I was in bed the other night trying my best to go to sleep. All the events of the day & the looming events of the next were swirling around in my head. Our almost full grown blond lab Stella was zonked out next to me. Our huge black lab Kate was on the floor beside the bed & John was in the bed too of course. All were sleeping. Stella’s nose was right next to my cheek. She was sleeping really well & her breathing was slow & steady. I focused on that. And then I heard Kate snoring. Slow and steady and loud. And then there was the freezing rain on the roof & window, which seemed to meld perfectly in double time with the breathing & the snoring. I found myself lost in a symphony of living breathing rhythm. Which got me thinking…

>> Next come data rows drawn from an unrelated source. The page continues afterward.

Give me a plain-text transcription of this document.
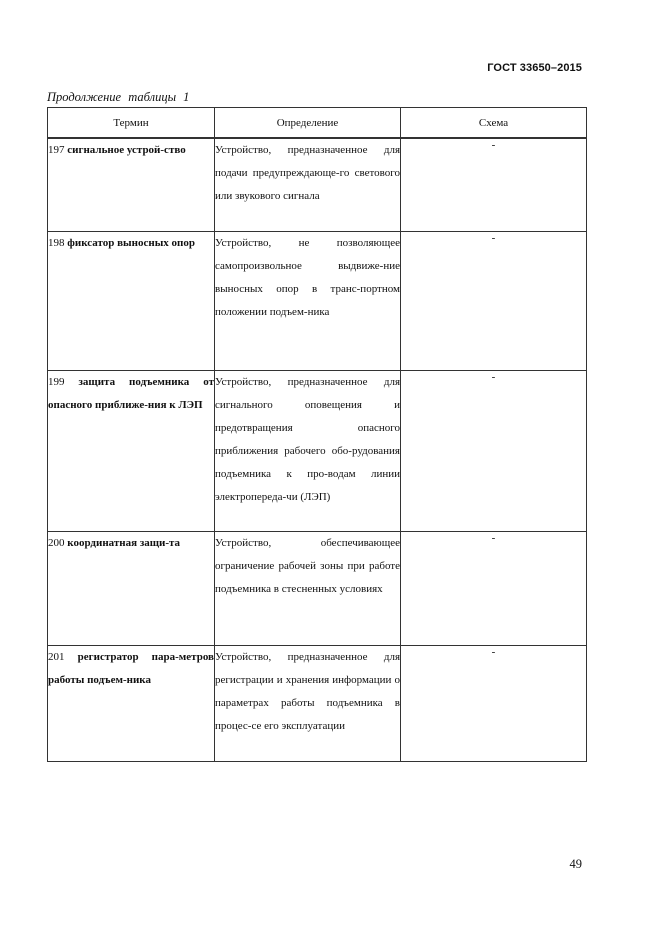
ГОСТ 33650–2015
Продолжение таблицы 1
Термин	Определение	Схема
197 сигнальное устрой-ство	Устройство, предназначенное для подачи предупреждающе-го светового или звукового сигнала	-
198 фиксатор выносных опор	Устройство, не позволяющее самопроизвольное выдвиже-ние выносных опор в транс-портном положении подъем-ника	-
199 защита подъемника от опасного приближе-ния к ЛЭП	Устройство, предназначенное для сигнального оповещения и предотвращения опасного приближения рабочего обо-рудования подъемника к про-водам линии электропереда-чи (ЛЭП)	-
200 координатная защи-та	Устройство, обеспечивающее ограничение рабочей зоны при работе подъемника в стесненных условиях	-
201 регистратор пара-метров работы подъем-ника	Устройство, предназначенное для регистрации и хранения информации о параметрах работы подъемника в процес-се его эксплуатации	-
49
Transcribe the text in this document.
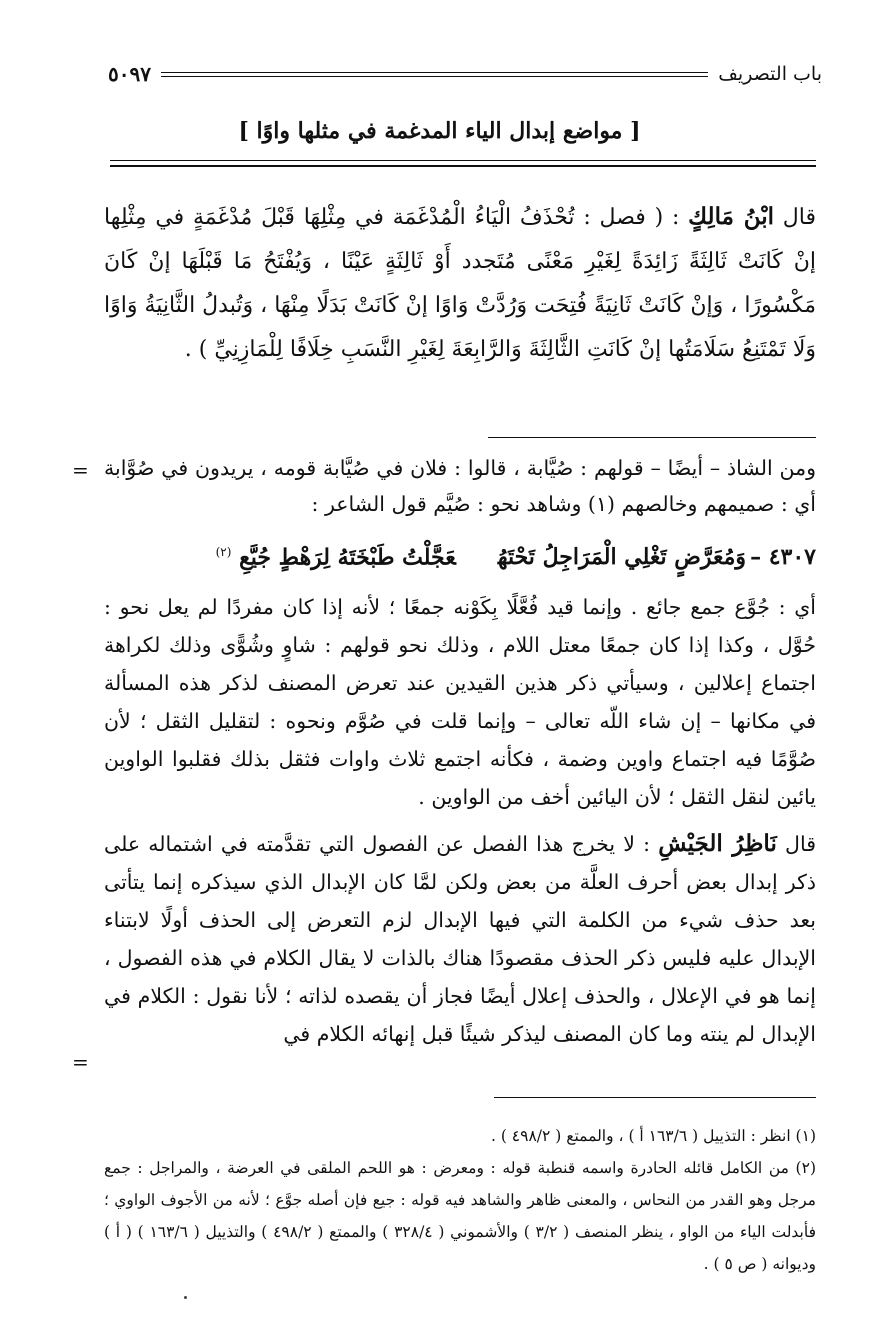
٥٠٩٧	باب التصريف
[ مواضع إبدال الياء المدغمة في مثلها واوًا ]

قال ابْنُ مَالِكٍ : ( فصل : تُحْذَفُ الْيَاءُ الْمُدْغَمَة في مِثْلِهَا قَبْلَ مُدْغَمَةٍ في مِثْلِها إنْ كَانَتْ ثَالِثَةً زَائِدَةً لِغَيْرِ مَعْنًى مُتَجدد أَوْ ثَالِثَةٍ عَيْنًا ، وَيُفْتَحُ مَا قَبْلَهَا إنْ كَانَ مَكْسُورًا ، وَإنْ كَانَتْ ثَانِيَةً فُتِحَت وَرُدَّتْ وَاوًا إنْ كَانَتْ بَدَلًا مِنْهَا ، وَتُبدلُ الثَّانِيَةُ وَاوًا وَلَا تَمْتَنِعُ سَلَامَتُها إنْ كَانَتِ الثَّالِثَةَ وَالرَّابِعَةَ لِغَيْرِ النَّسَبِ خِلَافًا لِلْمَازِنِيِّ ) .

= ومن الشاذ – أيضًا – قولهم : صُيَّابة ، قالوا : فلان في صُيَّابة قومه ، يريدون في صُوَّابة أي : صميمهم وخالصهم (١) وشاهد نحو : صُيَّم قول الشاعر :

٤٣٠٧ –وَمُعَرَّضٍ تَغْلِي الْمَرَاجِلُ تَحْتَهُعَجَّلْتُ طَبْخَتَهُ لِرَهْطٍ جُيَّعِ $^{(٢)}$

أي : جُوَّع جمع جائع . وإنما قيد فُعَّلًا بِكَوْنه جمعًا ؛ لأنه إذا كان مفردًا لم يعل نحو : حُوَّل ، وكذا إذا كان جمعًا معتل اللام ، وذلك نحو قولهم : شاوٍ وشُوًّى وذلك لكراهة اجتماع إعلالين ، وسيأتي ذكر هذين القيدين عند تعرض المصنف لذكر هذه المسألة في مكانها – إن شاء اللّه تعالى – وإنما قلت في صُوَّم ونحوه : لتقليل الثقل ؛ لأن صُوَّمًا فيه اجتماع واوين وضمة ، فكأنه اجتمع ثلاث واوات فثقل بذلك فقلبوا الواوين يائين لنقل الثقل ؛ لأن اليائين أخف من الواوين .

قال نَاظِرُ الجَيْشِ : لا يخرج هذا الفصل عن الفصول التي تقدَّمته في اشتماله على ذكر إبدال بعض أحرف العلَّة من بعض ولكن لمَّا كان الإبدال الذي سيذكره إنما يتأتى بعد حذف شيء من الكلمة التي فيها الإبدال لزم التعرض إلى الحذف أولًا لابتناء الإبدال عليه فليس ذكر الحذف مقصودًا هناك بالذات لا يقال الكلام في هذه الفصول ، إنما هو في الإعلال ، والحذف إعلال أيضًا فجاز أن يقصده لذاته ؛ لأنا نقول : الكلام في الإبدال لم ينته وما كان المصنف ليذكر شيئًا قبل إنهائه الكلام في

=

(١) انظر : التذييل ( ١٦٣/٦ أ ) ، والممتع ( ٤٩٨/٢ ) .

(٢) من الكامل قائله الحادرة واسمه قنطبة قوله : ومعرض : هو اللحم الملقى في العرضة ، والمراجل : جمع مرجل وهو القدر من النحاس ، والمعنى ظاهر والشاهد فيه قوله : جيع فإن أصله جوَّع ؛ لأنه من الأجوف الواوي ؛ فأبدلت الياء من الواو ، ينظر المنصف ( ٣/٢ ) والأشموني ( ٣٢٨/٤ ) والممتع ( ٤٩٨/٢ ) والتذييل ( ١٦٣/٦ ) ( أ ) وديوانه ( ص ٥ ) .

All of life is based on rhythm and has been since the beginning of time. Summer, Fall, Winter, Spring…thunder, then wait, and lightning…a waterfall flowing over rocks…water dripping from a faucet…birth then death. I’ve started to notice it all around me. Basketballs being dribbled, keyboards being pecked, cars on the highway…all rhythmic. Which brings me right back to the same verse that’s been dogging me for well over a year now…
“Walk with me and work with me – watch how I do it. Learn the unforced rhythms of grace. I won’t lay anything heavy or ill-fitting on you. Keep company with me and you’ll learn to live freely and lightly.” Matthew 11:29-30 MSG
I don’t think that it’s that God hasn’t been talking to me. I think it’s that I’ve been too busy to listen. He speaks constantly doesn’t He? We choose what we want to hear. He gave me this verse at a time when I felt the weight of the world on my shoulders and didn’t think I could carry it any more. The thought of living freely & lightly seemed illusive, impossible and down right wrong. So I disregarded it as simply a nice pretty picture of hope. But it keeps popping up – over & over again. And I’ve begun to listen. I’ve slowed down & left the weight of the world up to the One who IS able to handle it and it’s in that stillness that I’ve finally begun to “hear” Him all around me. It’s as if it’s unforced. Hmmm…that’s sort of what that verse says isn’t it???
I feel like I’m getting to know this whole new side of God that I always wanted to be there, but that was hidden from my view. It’s pretty cool keeping company with Him.